Ik hou van de zomer.
Dan slaan ze hier de terrasdeuren open, spreiden een Sole Mio deken uit op het gras, en zetten me neer. Een gloednieuwe parasol beschermt me tegen de zon, en ik krijg wat blokjes en een treintje om mee te spelen. Braafjes, dan kan papa ongestoord zijn stukje schrijven.
Hij zit wat verderop, in shorts en een afgewassen t-shirt vol kevers. Uit de boombox op tafel komt jazz, hij kijkt geconcentreerd naar een scherm, en grabbelt af en toe in een doos nootjes van de Colruyt. Veel meer heeft hij niet nodig, lijkt het.
De deken – ze moet oud zijn, er zit een gat in – het gras, de tuin, voor mij is dit een nieuwe plek. Een uitbreiding. In huis heb ik een box en een speeltapijt, en ook het verzorgingskussen is van mij. Mijn ruimte, waar de dingen gebeuren op mijn voorwaarden.

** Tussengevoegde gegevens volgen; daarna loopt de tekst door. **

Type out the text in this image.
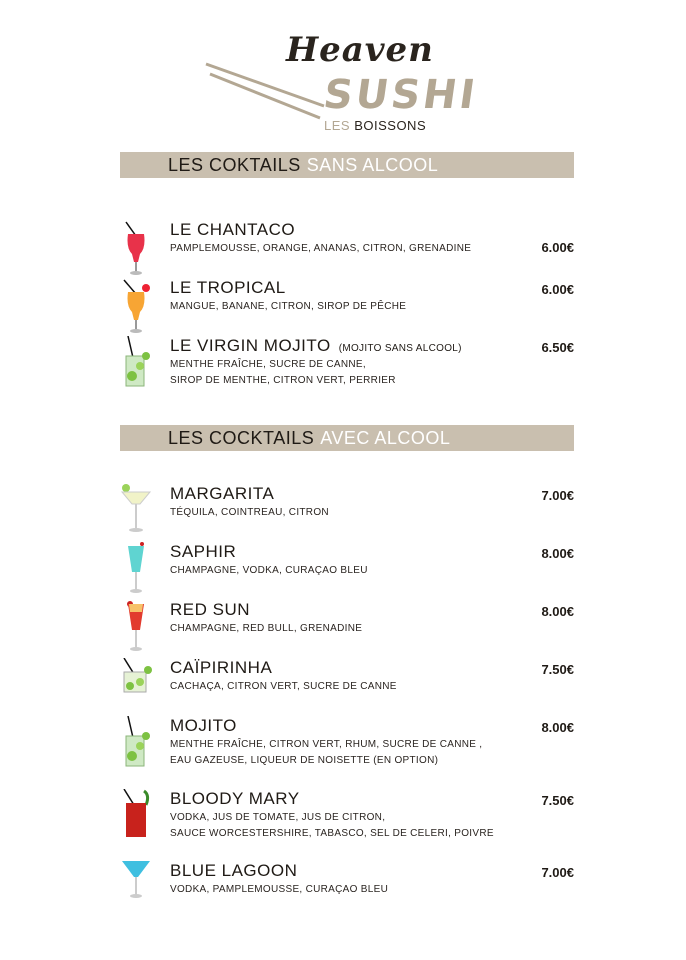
Heaven
SUSHI
LES BOISSONS
LES COKTAILS SANS ALCOOL
LES COCKTAILS AVEC ALCOOL
LE CHANTACO
PAMPLEMOUSSE, ORANGE, ANANAS, CITRON, GRENADINE	6.00€
LE TROPICAL
MANGUE, BANANE, CITRON, SIROP DE PÊCHE
6.00€
LE VIRGIN MOJITO (MOJITO SANS ALCOOL)
MENTHE FRAÎCHE, SUCRE DE CANNE,
SIROP DE MENTHE, CITRON VERT, PERRIER
6.50€
MARGARITA
TÉQUILA, COINTREAU, CITRON
7.00€
SAPHIR
CHAMPAGNE, VODKA, CURAÇAO BLEU
8.00€
RED SUN
CHAMPAGNE, RED BULL, GRENADINE
8.00€
CAÏPIRINHA
CACHAÇA, CITRON VERT, SUCRE DE CANNE
7.50€
MOJITO
MENTHE FRAÎCHE, CITRON VERT, RHUM, SUCRE DE CANNE ,
EAU GAZEUSE, LIQUEUR DE NOISETTE (EN OPTION)
8.00€
BLOODY MARY
VODKA, JUS DE TOMATE, JUS DE CITRON,
SAUCE WORCESTERSHIRE, TABASCO, SEL DE CELERI, POIVRE
7.50€
BLUE LAGOON
VODKA, PAMPLEMOUSSE, CURAÇAO BLEU
7.00€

Het zijn nog losse vlekken, die ik niet kan verbinden. Kruipen is moeilijk. Mijn benen zijn sterker dan mijn armen, of andersom, in elk geval beweeg ik makkelijker achteruit dan vooruit. Of misschien zit het in mijn hoofd, nu al: dat terrein veroverd moet worden, en daarna verdedigd. Maar het begint me te lukken. Nog even, en ik sluip, dicht tegen de grond, overal naartoe, ga kasten opentrekken en de orde verstoren.
Papa staart nu voor zich uit, alsof hij het gevaar voorvoelt. Ik stop met mijn blokjes tegen elkaar te slaan, en zoek oogcontact. Ik moet hem intens aanstaren, dan gaat hij naar mij kijken. Hij glimacht naar me, zie je wel dat die truuk werkt. Ik rol me op mijn buik en trek aan de grassprietjes langs de deken. Je moet dat ook eens proberen. Het is zacht, een beetje fluwelig, met een scherp randje.
Ik verveel me.
Gelukkig schijnt de zon ondertussen op een hoek van mijn deken. Die lichtplek is een mooi doel, maar papa staat recht en pakt me op. Wat gaan we doen? Hij weet het zelf niet goed, we wandelen even door de tuin en dan maar weer naar binnen, het is te warm voor hem, en hij zet me neer op mijn speeltapijt.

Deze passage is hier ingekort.